I realized that, for the moment, there was no way of knowing who was behind Harry’s improbable romance. So I put aside Midori and concentrated on what, not who.

What makes me a hard target is that I have no fixed points in my life-no workplace, no address, no known associates-that someone can hook into and use to get to me. If someone had established a connection from Harry to me, he’d have that fixed point. He could be expected to exploit it.

That meant people would be watching Harry. Not just through Yukiko. They’d have to tail him, as often as possible.

But he’d been clean when I’d seen him at Teize. He’d told me as much, and I knew for sure that I’d been clean afterward.
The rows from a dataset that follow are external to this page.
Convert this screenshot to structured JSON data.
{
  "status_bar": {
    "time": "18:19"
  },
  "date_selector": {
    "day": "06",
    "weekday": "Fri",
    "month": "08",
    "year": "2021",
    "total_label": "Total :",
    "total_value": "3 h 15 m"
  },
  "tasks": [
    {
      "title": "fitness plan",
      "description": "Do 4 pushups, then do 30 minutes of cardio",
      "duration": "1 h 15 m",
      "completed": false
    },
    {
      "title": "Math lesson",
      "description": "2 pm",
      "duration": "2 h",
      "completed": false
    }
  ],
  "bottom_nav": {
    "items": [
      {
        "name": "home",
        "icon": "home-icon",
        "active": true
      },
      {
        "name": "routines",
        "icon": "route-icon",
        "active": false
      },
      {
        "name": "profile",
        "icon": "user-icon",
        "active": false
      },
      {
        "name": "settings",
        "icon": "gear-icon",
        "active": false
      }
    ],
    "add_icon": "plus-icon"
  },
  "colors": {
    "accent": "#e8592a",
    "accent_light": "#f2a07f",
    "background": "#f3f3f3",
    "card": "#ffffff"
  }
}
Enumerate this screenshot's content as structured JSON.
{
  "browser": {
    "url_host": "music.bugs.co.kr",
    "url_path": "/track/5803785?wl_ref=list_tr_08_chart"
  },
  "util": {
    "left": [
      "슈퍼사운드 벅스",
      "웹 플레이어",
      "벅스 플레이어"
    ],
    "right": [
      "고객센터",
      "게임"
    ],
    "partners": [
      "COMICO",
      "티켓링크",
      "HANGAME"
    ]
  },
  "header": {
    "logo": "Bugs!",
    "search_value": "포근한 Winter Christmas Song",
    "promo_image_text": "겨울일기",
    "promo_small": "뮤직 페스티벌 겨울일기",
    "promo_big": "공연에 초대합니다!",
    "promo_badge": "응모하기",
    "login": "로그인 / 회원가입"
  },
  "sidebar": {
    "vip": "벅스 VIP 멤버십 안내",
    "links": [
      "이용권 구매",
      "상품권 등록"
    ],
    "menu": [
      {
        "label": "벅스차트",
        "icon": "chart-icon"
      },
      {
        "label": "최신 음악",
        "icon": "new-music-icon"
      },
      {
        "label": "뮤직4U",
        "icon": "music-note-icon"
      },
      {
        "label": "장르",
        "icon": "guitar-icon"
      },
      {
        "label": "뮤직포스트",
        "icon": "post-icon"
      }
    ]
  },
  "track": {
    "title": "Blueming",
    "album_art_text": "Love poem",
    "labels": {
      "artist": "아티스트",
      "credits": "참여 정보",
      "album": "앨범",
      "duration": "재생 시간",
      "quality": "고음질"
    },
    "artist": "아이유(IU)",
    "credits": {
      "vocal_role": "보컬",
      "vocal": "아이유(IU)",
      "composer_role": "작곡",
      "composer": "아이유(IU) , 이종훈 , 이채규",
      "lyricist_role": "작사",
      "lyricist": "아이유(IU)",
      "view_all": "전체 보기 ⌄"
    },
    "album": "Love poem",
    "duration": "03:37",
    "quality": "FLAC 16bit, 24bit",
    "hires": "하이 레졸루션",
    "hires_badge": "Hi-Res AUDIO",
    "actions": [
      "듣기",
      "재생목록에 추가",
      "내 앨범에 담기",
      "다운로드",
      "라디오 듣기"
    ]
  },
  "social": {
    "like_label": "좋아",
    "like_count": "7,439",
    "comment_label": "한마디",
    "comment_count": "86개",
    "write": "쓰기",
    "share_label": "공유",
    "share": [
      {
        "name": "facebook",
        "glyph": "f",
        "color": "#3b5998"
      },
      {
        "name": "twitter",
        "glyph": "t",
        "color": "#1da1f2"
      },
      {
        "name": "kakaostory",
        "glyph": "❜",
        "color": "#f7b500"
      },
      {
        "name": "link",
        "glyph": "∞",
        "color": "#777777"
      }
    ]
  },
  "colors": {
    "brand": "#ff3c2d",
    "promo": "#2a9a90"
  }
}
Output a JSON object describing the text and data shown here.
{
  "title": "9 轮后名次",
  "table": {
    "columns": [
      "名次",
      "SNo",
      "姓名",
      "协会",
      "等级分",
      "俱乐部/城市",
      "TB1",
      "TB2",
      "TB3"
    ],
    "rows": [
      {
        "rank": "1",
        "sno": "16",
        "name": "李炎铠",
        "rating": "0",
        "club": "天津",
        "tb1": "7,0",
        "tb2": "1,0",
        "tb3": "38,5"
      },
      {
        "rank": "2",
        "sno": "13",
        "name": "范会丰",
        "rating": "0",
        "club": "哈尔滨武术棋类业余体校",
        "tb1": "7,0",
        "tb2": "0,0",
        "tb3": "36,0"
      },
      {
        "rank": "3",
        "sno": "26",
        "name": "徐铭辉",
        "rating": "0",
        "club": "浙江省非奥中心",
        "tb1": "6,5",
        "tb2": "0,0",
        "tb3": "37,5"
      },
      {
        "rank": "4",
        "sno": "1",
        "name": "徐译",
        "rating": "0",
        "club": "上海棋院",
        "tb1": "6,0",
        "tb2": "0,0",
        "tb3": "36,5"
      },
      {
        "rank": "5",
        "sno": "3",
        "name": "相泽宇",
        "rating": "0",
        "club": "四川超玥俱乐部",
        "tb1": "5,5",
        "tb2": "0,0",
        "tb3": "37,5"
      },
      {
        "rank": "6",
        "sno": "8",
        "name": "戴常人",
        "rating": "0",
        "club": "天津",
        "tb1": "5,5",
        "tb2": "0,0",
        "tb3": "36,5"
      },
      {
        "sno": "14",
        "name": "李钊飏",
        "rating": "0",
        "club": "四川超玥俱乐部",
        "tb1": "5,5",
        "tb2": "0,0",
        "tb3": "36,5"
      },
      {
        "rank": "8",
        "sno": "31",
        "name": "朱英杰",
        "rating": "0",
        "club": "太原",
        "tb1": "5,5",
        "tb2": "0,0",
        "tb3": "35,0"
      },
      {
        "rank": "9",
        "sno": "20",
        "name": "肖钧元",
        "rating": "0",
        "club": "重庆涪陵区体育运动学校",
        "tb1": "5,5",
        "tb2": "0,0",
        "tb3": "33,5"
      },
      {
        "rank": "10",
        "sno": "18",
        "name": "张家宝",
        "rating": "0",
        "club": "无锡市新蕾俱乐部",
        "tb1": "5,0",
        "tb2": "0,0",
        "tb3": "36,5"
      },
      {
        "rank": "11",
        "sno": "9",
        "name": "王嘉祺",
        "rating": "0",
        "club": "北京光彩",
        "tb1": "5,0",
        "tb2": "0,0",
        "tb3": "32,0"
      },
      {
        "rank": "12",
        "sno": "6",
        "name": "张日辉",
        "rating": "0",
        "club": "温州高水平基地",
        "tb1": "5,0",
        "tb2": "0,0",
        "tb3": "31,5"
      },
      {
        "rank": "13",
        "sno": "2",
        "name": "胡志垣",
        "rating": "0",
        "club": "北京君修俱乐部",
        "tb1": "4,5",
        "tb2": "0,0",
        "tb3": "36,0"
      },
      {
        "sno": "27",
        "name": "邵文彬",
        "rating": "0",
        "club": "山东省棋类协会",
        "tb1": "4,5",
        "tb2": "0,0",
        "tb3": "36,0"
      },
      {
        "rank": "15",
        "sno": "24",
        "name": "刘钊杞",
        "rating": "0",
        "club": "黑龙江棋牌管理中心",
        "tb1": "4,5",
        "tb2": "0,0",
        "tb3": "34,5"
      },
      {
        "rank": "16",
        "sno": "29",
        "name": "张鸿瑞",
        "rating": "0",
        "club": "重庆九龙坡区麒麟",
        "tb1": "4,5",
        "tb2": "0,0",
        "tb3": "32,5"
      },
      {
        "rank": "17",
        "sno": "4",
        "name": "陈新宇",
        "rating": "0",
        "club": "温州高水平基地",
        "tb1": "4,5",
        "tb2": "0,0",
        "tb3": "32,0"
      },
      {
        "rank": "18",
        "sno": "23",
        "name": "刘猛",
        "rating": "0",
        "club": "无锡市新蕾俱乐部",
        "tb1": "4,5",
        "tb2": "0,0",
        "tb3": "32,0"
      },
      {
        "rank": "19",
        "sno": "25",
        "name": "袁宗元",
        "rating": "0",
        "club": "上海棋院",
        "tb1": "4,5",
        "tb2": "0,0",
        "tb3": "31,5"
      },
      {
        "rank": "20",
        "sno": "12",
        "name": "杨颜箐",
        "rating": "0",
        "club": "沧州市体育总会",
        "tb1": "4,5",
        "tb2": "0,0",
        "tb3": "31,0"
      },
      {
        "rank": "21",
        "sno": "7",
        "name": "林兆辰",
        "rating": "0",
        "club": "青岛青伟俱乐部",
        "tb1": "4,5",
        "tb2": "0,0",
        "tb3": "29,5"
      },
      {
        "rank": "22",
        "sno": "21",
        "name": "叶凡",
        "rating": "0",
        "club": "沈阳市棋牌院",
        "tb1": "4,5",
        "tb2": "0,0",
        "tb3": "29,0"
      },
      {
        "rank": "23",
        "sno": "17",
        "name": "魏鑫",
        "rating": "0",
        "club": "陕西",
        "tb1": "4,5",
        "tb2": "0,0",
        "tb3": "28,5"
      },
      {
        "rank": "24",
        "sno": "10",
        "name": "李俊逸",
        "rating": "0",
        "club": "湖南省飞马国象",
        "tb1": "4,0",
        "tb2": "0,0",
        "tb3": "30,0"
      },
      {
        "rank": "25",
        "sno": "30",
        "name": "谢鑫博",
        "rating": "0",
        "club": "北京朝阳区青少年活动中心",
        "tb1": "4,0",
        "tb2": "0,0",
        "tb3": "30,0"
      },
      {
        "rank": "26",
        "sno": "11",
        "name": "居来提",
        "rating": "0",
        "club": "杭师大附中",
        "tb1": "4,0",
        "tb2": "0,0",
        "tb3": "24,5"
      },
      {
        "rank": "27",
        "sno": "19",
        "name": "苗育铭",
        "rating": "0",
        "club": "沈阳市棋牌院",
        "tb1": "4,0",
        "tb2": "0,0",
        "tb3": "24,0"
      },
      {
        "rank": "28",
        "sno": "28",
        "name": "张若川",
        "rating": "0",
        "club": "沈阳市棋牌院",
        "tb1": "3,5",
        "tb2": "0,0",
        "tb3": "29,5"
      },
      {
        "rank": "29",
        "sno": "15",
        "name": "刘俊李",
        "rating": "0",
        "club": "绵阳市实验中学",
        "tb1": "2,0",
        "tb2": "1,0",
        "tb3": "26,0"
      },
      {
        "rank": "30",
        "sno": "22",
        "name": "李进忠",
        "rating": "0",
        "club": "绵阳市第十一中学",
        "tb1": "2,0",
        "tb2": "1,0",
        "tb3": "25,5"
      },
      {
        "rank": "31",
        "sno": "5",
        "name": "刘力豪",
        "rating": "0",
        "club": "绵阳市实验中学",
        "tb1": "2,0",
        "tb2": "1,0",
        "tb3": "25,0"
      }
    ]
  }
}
I decided to conduct an experiment. It was a little bit risky, but not as risky as leveling with Harry about his situation, given his current state of mind. I’d need another night in Tokyo to do it right. No problem with that. While closing in on the weightlifter, I’d been staying in appropriately anonymous city hotels for one week at a time-not wishing to attract attention with longer stays-and the New Otani reservation was good for another three nights anyway.

I looked at the digital clock on the bedstand. It was past four in the morning. Christ, I was keeping the same hours as my lovesick friend.

I’d call him in the evening, when we’d both be awake. More importantly, when Yukiko would be at Damask Rose, and Harry, presumably, would be alone. Then, based on the outcome of my little experiment, I’d decide how much to tell him.